Saturday, March 26, 2011

Qrusade/AG--3-26-11.Workout Cardigan

Aye, we planted the wounded ShovelFlag in the Gloom and The Faithful gathered:

SixMike
Pascal
P-Bo
Kit
THE Rook
Davy
Moniteur
Waco
Witchita Kid
Fetts
Zoot
SuperDave
Natty Light
WarDaddy
Antonio Table                                                                   
MMOB
Haywood
Dredd
SweeperBoy
Senor Chips
DarkWarrior
Irish Goodbye
SnapFade
Griswold
THE Cougar
Rock
Warthog
Ann & Hope
Fletch

Thang: 

            Bifurcation:  Group Zoot and Group Dredd

Group Zoot:  We’re currently lacking G2 on what happened in Group Zoot.  We think it was pretty tough because the Faithful seemed tuckered at changeover.  Somebody needs to post the G2 as a comment hereto, AYE.

Group Dredd:   We weaved a multiple DoubleApplesauce in with a Randorama, Plankerama, Mary and a Pusherama.  Basic stuff done to exhaustion.  Good reminder that The Fern is not necessary to get to TBQ. 

NakedMan Moleskin:

1.       FNG:  Natty Light.  Although not an FNG to the Qrusade/Nation (he appears [ahem] sporadically at other Q-sanctioned events), this AM was in fact N-Light’s first appearance on the QAG.  His inability to stay in cadence on, well . . . anything is proof both of his FNGness and his inexcusable failure to study and internalize the award winning video “How To Count.”  TClaps with an admonishment to get it together Brother.

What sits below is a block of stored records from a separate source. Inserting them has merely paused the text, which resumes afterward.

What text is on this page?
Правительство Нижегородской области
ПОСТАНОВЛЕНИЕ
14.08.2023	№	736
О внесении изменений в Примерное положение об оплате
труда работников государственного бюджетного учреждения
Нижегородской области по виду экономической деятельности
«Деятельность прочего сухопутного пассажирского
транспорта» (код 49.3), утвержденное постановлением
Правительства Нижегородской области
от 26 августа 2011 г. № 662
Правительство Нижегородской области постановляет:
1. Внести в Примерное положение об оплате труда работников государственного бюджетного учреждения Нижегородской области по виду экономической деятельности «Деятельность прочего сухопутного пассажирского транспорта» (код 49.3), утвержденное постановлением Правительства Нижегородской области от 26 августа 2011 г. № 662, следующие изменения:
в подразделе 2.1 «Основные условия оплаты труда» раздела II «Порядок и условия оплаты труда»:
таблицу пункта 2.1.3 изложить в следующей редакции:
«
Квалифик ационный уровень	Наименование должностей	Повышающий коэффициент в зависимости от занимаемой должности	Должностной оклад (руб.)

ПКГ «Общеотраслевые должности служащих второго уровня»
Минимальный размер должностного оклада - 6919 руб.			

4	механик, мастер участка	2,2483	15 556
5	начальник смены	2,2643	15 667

2.       Kotters:  Fetts, SnapFade, Irish Goodbye (actually, he pulled an Irish Hello this AM by sneaking in out of the Gloom without saying a word—tricky . . . .)

3.       WarBaby:  Natty Light—26 (hate you).

4.       WarDaddy:  The WarDaddy himself—59 years young.  Tclaps to the ancient warrior Brothers.  It’s going to take a lot more than a Jacob’s Ladder to make this guy pull an Emotional LarryDrew. 

5.       Emotional Scaffolding:  Since BigBang we’ve known him as Smokin Joe.  But there’s always been that feeling of temporariness about that name.  Really, it’s only the “Joe” part that makes any sense.  But you cannot rush these things.  Generally, they have to reveal themselves, and patience is rewarded.  And today was that day.  The man FKA “Smokin Joe” showed us who he truly is by breaking out a Workout Cardigan.  It was a thing of beauty.  Not only in its vague resemblance to Starsky’s sweater, but its absolute perfection in defining who the man BENEATH the man really is.  Brothers, I give you Griswold, the gift that keeps on giving—the whole year through.  Aye.  TClaps Griswold.  Smokin’ Joe, RIP. 

6.       Today’s Chuck:  There used to be a street named after Chuck Norris, but it was changed because nobody crosses Chuck Norris and lives.  Just Chuckin’ . . .

7.       Today’s Anomaly:  MMOB brought a dog with him to the Gloom.  In response to Zoot’s query as to whether we have rules against dogs at the QAG, Dredd responded “see that’s the hard part about rules MoonPie.  You can’t make them before you know what crazy thing a guy is GOING to do that you might need to make a rule against.  It’s kind of a closing the door behind the cow thing.  If a man could anticipate crazy, he’d be a prophet not a rulemaker.”    Not quite satisfied with that response (sage as it was Brothers, sage as it was), Zoot queried MMOB directly as to what phase of the moon or necromantic rope-twist might have prompted  him to bring a dog to the QAG (note: it’s true that Apostle brings a “dog” to the Campos, but that “dog” is only slightly larger than a hamster, so . . . ), which prompted MMOB to say, “oh this poor guy stays cooped up in the house all day—it’s just not right.”   And he promptly turned around, and locked the dog in the trunk of his 92 Lexus for the duration of the workout.  Aye.